C'est à partir de cet événement que la Shoah quittera véritablement le domaine
du rationnel et de la critique historique pour entrer de plain-pied dans celui du "mystère",
pour ne pas dire de la religion.
C'est dans ce contexte de quasi-sédération mentale que certains petits malins
ont compris les bénéfices qu'ils pouvaient tirer d'un filon des plus prometteurs,
et se sont mis en conséquence à concocter un certain nombre de récits pour le moins
fantaisistes.
Au lieu de se heurter à la raillerie ou à une critique historique des faits qu'ils relataient,
ces auteurs furent généralement encensés.
Anne Kling distingue dans son livre les menteurs de la Shoah et les affabulateurs.
Les premiers ont inventé la totalité de leur supposée histoire.Ils n'ont jamais été déportés.
Les seconds n'ont pas menti sur tout.Ils furent effectivement des rescapés,mais ils en ont
rajouté,enjolivant leur aventure,amalgamant les souvenirs d'autres déportés,s'inventant
des souffrances inouïes.
Anne Kling intitule un dernier chapitre de son livre : Sale temps pour les mythes".
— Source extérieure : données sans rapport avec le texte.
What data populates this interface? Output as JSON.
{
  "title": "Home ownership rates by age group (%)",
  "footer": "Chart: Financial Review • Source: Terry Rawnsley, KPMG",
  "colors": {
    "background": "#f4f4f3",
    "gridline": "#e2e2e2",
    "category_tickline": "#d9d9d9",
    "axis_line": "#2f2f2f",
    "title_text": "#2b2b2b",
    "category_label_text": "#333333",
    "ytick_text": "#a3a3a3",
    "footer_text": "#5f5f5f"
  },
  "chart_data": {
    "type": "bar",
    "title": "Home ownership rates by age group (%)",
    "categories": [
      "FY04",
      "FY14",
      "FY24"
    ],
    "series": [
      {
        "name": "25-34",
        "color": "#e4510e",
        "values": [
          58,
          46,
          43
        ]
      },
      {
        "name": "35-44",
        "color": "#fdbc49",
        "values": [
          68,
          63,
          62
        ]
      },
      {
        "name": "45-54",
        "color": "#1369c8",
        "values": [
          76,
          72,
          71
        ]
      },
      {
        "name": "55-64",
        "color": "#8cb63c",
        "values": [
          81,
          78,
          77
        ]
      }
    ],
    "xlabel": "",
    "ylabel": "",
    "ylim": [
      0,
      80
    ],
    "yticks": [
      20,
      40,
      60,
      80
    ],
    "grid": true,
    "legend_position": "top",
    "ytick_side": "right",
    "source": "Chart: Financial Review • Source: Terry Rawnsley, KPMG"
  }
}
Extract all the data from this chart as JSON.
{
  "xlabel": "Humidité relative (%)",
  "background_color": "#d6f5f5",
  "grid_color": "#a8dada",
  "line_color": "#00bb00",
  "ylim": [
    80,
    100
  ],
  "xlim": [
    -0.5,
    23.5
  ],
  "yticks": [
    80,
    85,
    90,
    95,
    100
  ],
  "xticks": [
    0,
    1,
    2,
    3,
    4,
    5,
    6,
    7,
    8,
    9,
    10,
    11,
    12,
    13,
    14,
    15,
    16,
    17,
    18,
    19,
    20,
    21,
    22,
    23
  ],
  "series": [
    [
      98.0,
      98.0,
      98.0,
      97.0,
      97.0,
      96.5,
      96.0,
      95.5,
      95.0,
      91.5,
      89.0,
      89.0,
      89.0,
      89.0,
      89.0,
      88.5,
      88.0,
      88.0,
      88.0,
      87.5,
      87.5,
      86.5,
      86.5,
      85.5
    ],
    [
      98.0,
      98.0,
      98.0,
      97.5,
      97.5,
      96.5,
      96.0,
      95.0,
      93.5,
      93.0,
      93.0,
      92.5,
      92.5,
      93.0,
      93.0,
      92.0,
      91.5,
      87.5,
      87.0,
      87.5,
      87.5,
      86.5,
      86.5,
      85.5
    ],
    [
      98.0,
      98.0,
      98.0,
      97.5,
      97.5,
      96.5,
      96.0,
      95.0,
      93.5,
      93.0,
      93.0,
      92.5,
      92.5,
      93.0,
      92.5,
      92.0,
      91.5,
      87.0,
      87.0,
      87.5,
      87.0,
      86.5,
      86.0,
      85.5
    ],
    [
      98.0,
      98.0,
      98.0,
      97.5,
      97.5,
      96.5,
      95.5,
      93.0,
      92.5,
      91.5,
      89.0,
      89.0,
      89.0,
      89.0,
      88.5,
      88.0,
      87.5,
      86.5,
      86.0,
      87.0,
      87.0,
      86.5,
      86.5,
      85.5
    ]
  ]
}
Elle y évoque les Journaux d'Anne Frank,les fantaisies d'Elie Wiesel et les aventures
légèrement imaginaires du chasseur de nazis Simon Wiesenthal.
Parmi ces étranges menteurs,l'auteur cite Jerzy Kosinski,juif polonais émigré aux Etats-
Unis,dont
"le récit poignant d'un petit enfant courageux",si l'on en croit la quatrième
page de couverture fit pleurer dans les chaumières.
L'Oiseau bariolé,présenté comme un témoignage autobiographique,remporta
un énorme succès et fut traduit en de nombreuses langues.
Témoignage chrétien le commentera ainsi :
"Ce récit demeurera parmi les quelquesBvingt documents essentiels que nous aura laissés
la Deuxième Guerre mondiale". Rien de moins.
Kosinski embarque son lecteur dans un voyage éprouvant chez les "sauvages" d'Europe
centrale où le pauvre gamin errant assistera ou sera victime d'à peu près toutes
les perversions et sévices imaginables.
A la sortie de son livre,Kosinski deviendra une vedette,encensé même par Elie Wiesel,
une référence si l'on ose dire.Il faudra attendre 17 ans pour qu'un magazine américain,
The Village Voice,révèle que son livre avait en fait été écrit par des nègres,
que les "sauvages" l'avaient en réalité recueilli et protégé durant la guerre,
avec sa famille.
et que ce récit n'avait strictement rien d'autobiographique.
Anne Kling évoque aussi le personnage de Martin Gray,auteur du best-seller
Au nom de tous les miens,paru en 1971,écrit en fait par Max Gallo.
Gray raconte qu'envoyé à Treblinka,il avait été obligé d'étrangler de ses mains
des enfants qui vivaient encore après être passés par la chambre à gaz.
Mélange de Tintin et de Zorro,il prétend avoir réussi à s'échapper miraculeusement
à de multiples reprises.
Il se serait retrouvé à Berlin,fin avril 1945,et aurait failli capturer,à lui tout seul,
Martin Bormann.Martin Gray prétendra avoir perdu cent-dix membres de sa famille
dans l'Holocauste,mieux,si l'on peut dire,que Simon Wiesenthal qui n'en aurait perdu
"que" quatre-vingt-neuf...
En fait le livre écrit par Max Gallo s'inspire très fortement de
Treblinka,
de Jean-François Steiner,auquel Anne Kling consacre également un chapitre.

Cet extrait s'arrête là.